Indien diergeneesmiddelen worden ingevoerd, zorgt de in lid 1 bedoelde gekwalificeerde persoon ervoor dat elke ingevoerde productiepartij in de Unie een volledige kwalitatieve en kwantitatieve analyse van ten minste alle werkzame stoffen heeft ondergaan alsook alle andere tests die nodig zijn om de kwaliteit van de diergeneesmiddelen te waarborgen in overeenstemming met de voorschriften van de vergunning voor het in de handel brengen, en dat de vervaardigde partij voldoet aan goede praktijken voor de vervaardiging.
8.
De in lid 1 bedoelde gekwalificeerde persoon houdt registers bij voor elke vrijgegeven productiepartij.
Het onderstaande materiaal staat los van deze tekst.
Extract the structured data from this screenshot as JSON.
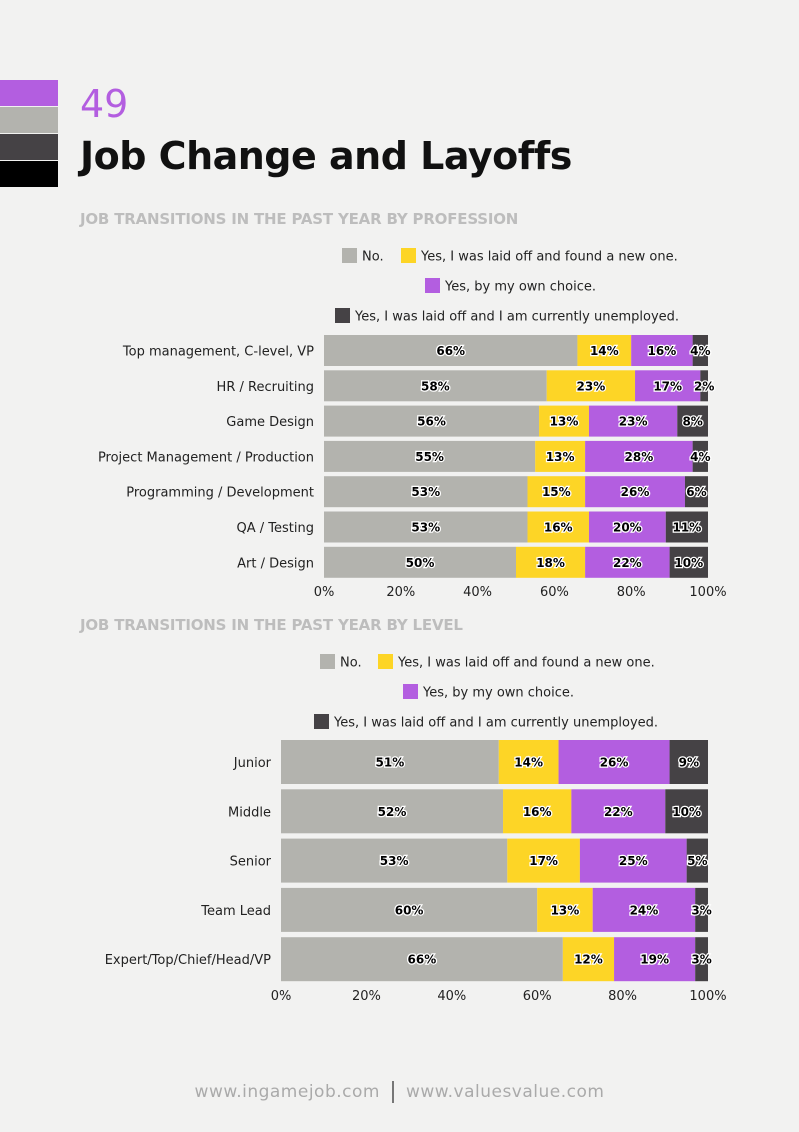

Die registers worden bijgewerkt naarmate de activiteiten worden uitgevoerd en blijven steeds tot één jaar na de uiterste gebruiksdatum van de partij of ten minste vijf jaar vanaf de registratie, indien dat langer is, ter beschikking van de bevoegde autoriteit.
9.
Indien diergeneesmiddelen die in de Unie zijn vervaardigd, worden uitgevoerd en nadien weer uit een derde land in de Unie worden ingevoerd, is lid 6 van toepassing.
10.
Indien diergeneesmiddelen worden ingevoerd uit derde landen waarmee de Unie overeenkomsten heeft gesloten betreffende de toepassing van normen inzake goede praktijken voor de vervaardiging die ten minste gelijkwaardig zijn aan de normen die overeenkomstig artikel 93, lid 2, zijn vastgesteld en indien is aangetoond dat de in lid 6 van dit artikel bedoelde tests in het land van uitvoer zijn verricht, kan de gekwalificeerde persoon het in lid 6 van dit artikel bedoelde controleverslag opstellen zonder dat de in lid 7 van dit artikel bedoelde noodzakelijke tests zijn uitgevoerd, tenzij de bevoegde autoriteit van de lidstaat van invoer anders besluit.